1
votes

I have the following ANTLR grammar

relation
  : IDENTIFIER EQUAL relative_date
; 
relative_date
 : K_NOW (PLUS | MINUS) NUMERIC_LITERAL TIME_UNIT
;

IDENTIFIER 
 : //'"' (~'"' | '""')* '"'
 '`' (~'`' | '``')* '`'
 | '[' ~']'* ']'
 | [a-zA-Z_] [a-zA-Z_.0-9]* 
;

TIME_UNIT
 : ('h'|'m'|'s'|'d'|'w'|'M'|'y'|'q')
;

PLUS : '+';
MINUS : '-';
EQUAL: '=';
K_NOW : N O W;
NUMERIC_LITERAL
 : [0-9]+ ;

If I put TIME_UNIT before IDENTIFIER parser

  • something = now - 5d works
  • d = now - 5d DOES NOT work and fails at first d and says IDENTIFIER required

If I put TIME_UNIT after IDENTIFIER parser

  • something = now - 5d fails at the second d and says TIME_UNIT required
  • d = now - 5d fails at the second d and says TIME_UNIT required

Can someone help me how can I change the grammar to work in both cases?
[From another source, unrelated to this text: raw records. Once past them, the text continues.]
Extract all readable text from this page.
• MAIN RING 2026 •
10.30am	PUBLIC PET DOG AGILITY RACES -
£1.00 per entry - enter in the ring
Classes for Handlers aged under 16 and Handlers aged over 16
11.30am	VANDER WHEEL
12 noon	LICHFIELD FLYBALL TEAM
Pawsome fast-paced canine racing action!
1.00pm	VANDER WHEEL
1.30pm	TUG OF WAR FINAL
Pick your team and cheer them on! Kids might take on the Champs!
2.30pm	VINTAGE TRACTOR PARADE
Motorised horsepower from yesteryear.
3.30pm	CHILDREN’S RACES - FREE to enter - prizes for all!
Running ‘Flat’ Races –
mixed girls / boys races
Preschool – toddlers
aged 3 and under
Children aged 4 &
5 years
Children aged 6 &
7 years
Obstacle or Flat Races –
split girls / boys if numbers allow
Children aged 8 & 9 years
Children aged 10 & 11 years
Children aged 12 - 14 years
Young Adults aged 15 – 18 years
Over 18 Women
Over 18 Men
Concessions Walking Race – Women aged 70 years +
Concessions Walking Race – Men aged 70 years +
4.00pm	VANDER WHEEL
Like when it is a relative date use TIME_UNIT lexer otherwise IDENTIFIER lexer

2

2 Answers

3
votes

ANTLR's lexer tries to match as much characters as possible. When 2 or more lexer rules match the same amount of characters, the rule defined first "wins".
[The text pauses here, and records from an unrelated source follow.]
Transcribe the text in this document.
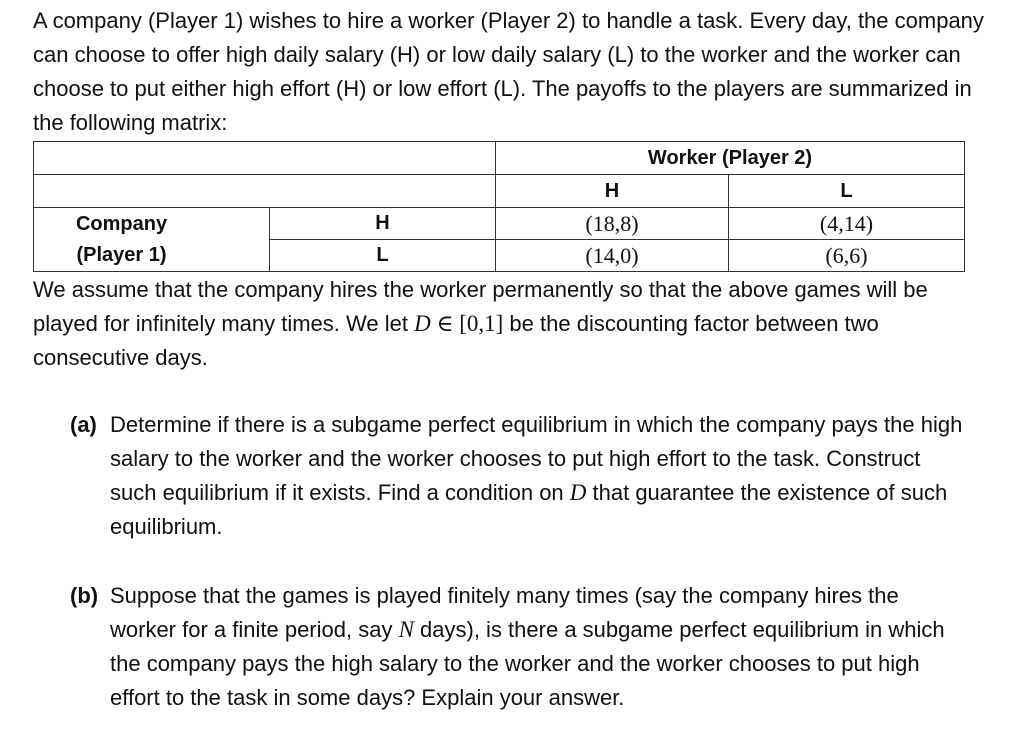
A company (Player 1) wishes to hire a worker (Player 2) to handle a task. Every day, the company can choose to offer high daily salary (H) or low daily salary (L) to the worker and the worker can choose to put either high effort (H) or low effort (L). The payoffs to the players are summarized in the following matrix:

		Worker (Player 2)	
		H	L
Company
(Player 1)	H	(18,8)	(4,14)
	L	(14,0)	(6,6)

We assume that the company hires the worker permanently so that the above games will be played for infinitely many times. We let D ∈ [0,1] be the discounting factor between two consecutive days.

(a) Determine if there is a subgame perfect equilibrium in which the company pays the high salary to the worker and the worker chooses to put high effort to the task. Construct such equilibrium if it exists. Find a condition on D that guarantee the existence of such equilibrium.

(b) Suppose that the games is played finitely many times (say the company hires the worker for a finite period, say N days), is there a subgame perfect equilibrium in which the company pays the high salary to the worker and the worker chooses to put high effort to the task in some days? Explain your answer.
So, the input d matches both TIME_UNIT and IDENTIFIER, but because IDENTIFIER is defined first, it wins. In other words: the rule TIME_UNIT will never be matched.

The solution, put TIME_UNIT before IDENTIFIER:

TIME_UNIT
 : ('h'|'m'|'s'|'d'|'w'|'M'|'y'|'q')
 ;

K_NOW
 : N O W
 ;

IDENTIFIER 
 : //'"' (~'"' | '""')* '"'
   '`' (~'`' | '``')* '`'
 | '[' ~']'* ']'
 | [a-zA-Z_] [a-zA-Z_.0-9]* 
 ;

(Note that K_NOW will also need to be placed before IDENTIFIER!)
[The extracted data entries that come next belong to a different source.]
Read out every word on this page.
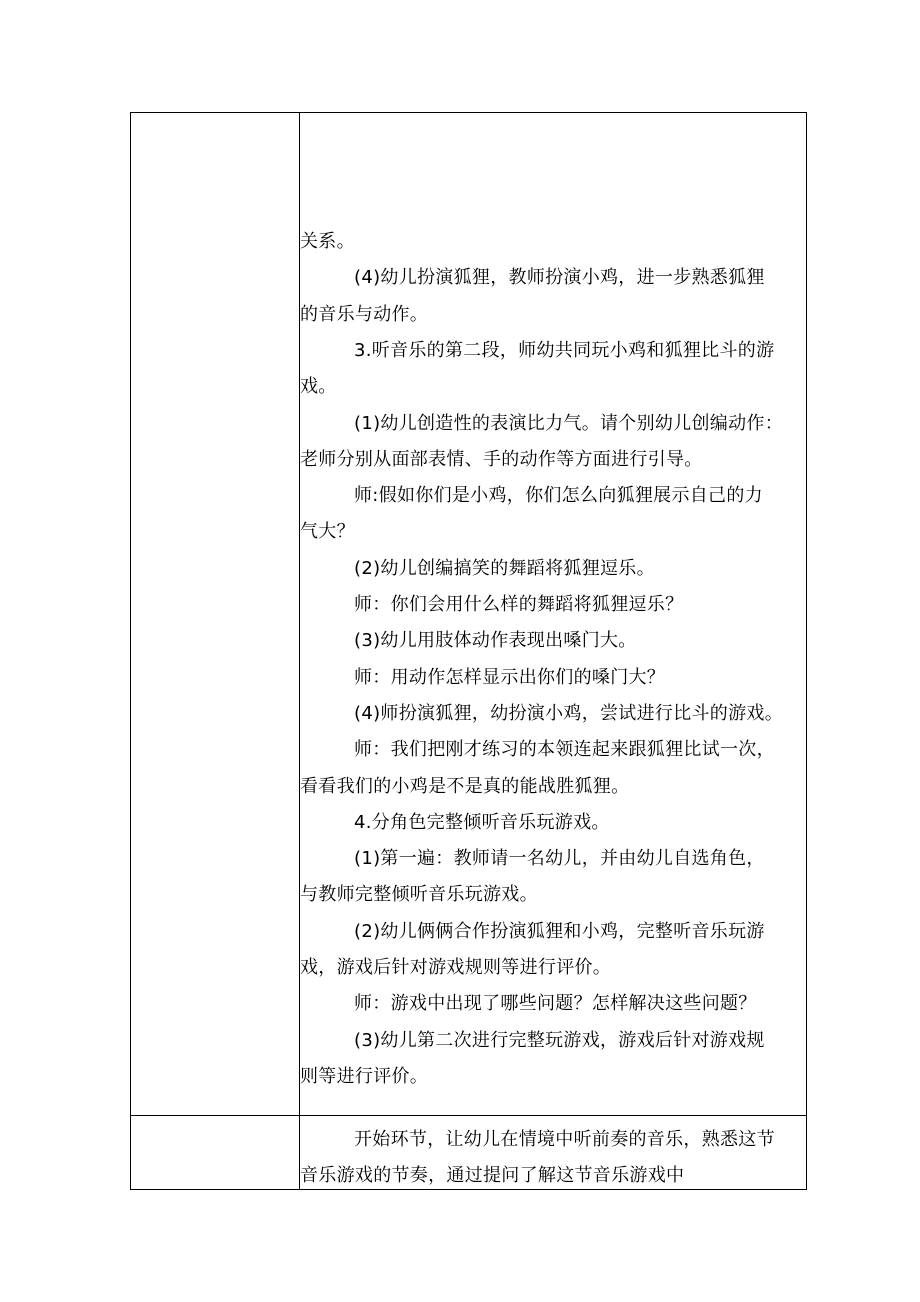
关系。
(4)幼儿扮演狐狸，教师扮演小鸡，进一步熟悉狐狸
的音乐与动作。
3.听音乐的第二段，师幼共同玩小鸡和狐狸比斗的游
戏。
(1)幼儿创造性的表演比力气。请个别幼儿创编动作：
老师分别从面部表情、手的动作等方面进行引导。
师:假如你们是小鸡，你们怎么向狐狸展示自己的力
气大？
(2)幼儿创编搞笑的舞蹈将狐狸逗乐。
师：你们会用什么样的舞蹈将狐狸逗乐？
(3)幼儿用肢体动作表现出嗓门大。
师：用动作怎样显示出你们的嗓门大？
(4)师扮演狐狸，幼扮演小鸡，尝试进行比斗的游戏。
师：我们把刚才练习的本领连起来跟狐狸比试一次，
看看我们的小鸡是不是真的能战胜狐狸。
4.分角色完整倾听音乐玩游戏。
(1)第一遍：教师请一名幼儿，并由幼儿自选角色，
与教师完整倾听音乐玩游戏。
(2)幼儿俩俩合作扮演狐狸和小鸡，完整听音乐玩游
戏，游戏后针对游戏规则等进行评价。
师：游戏中出现了哪些问题？怎样解决这些问题？
(3)幼儿第二次进行完整玩游戏，游戏后针对游戏规
则等进行评价。
开始环节，让幼儿在情境中听前奏的音乐，熟悉这节
音乐游戏的节奏，通过提问了解这节音乐游戏中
However, now the input d, h, m, etc. will never become an IDENTIFIER because these will now always become a TIME_UNIT. You cannot change this, that is how ANTLR's lexer works. You can handle this in the parser like this:

identifier
 : IDENTIFIER
 | TIME_UNIT
 ;

TIME_UNIT
 : ('h'|'m'|'s'|'d'|'w'|'M'|'y'|'q')
 ;

IDENTIFIER 
 : //'"' (~'"' | '""')* '"'
   '`' (~'`' | '``')* '`'
 | '[' ~']'* ']'
 | [a-zA-Z_] [a-zA-Z_.0-9]* 
 ;

and then use the rule identifier in your parser rules instead of IDENTIFIER:

relation
 : identifier EQUAL relative_date
 ;
-1
votes

You could change NUMERIC_LITERAL TIME_UNIT into one lexer rule DURATION and parse the duration yourself

relative_date
 : K_NOW (PLUS | MINUS) DURATION
;

DURATION
 : [0-9]+ SPACE* ('h'|'m'|'s'|'d'|'w'|'M'|'y'|'q')
;

SPACE
 : [ \u000B\t\r\n]
;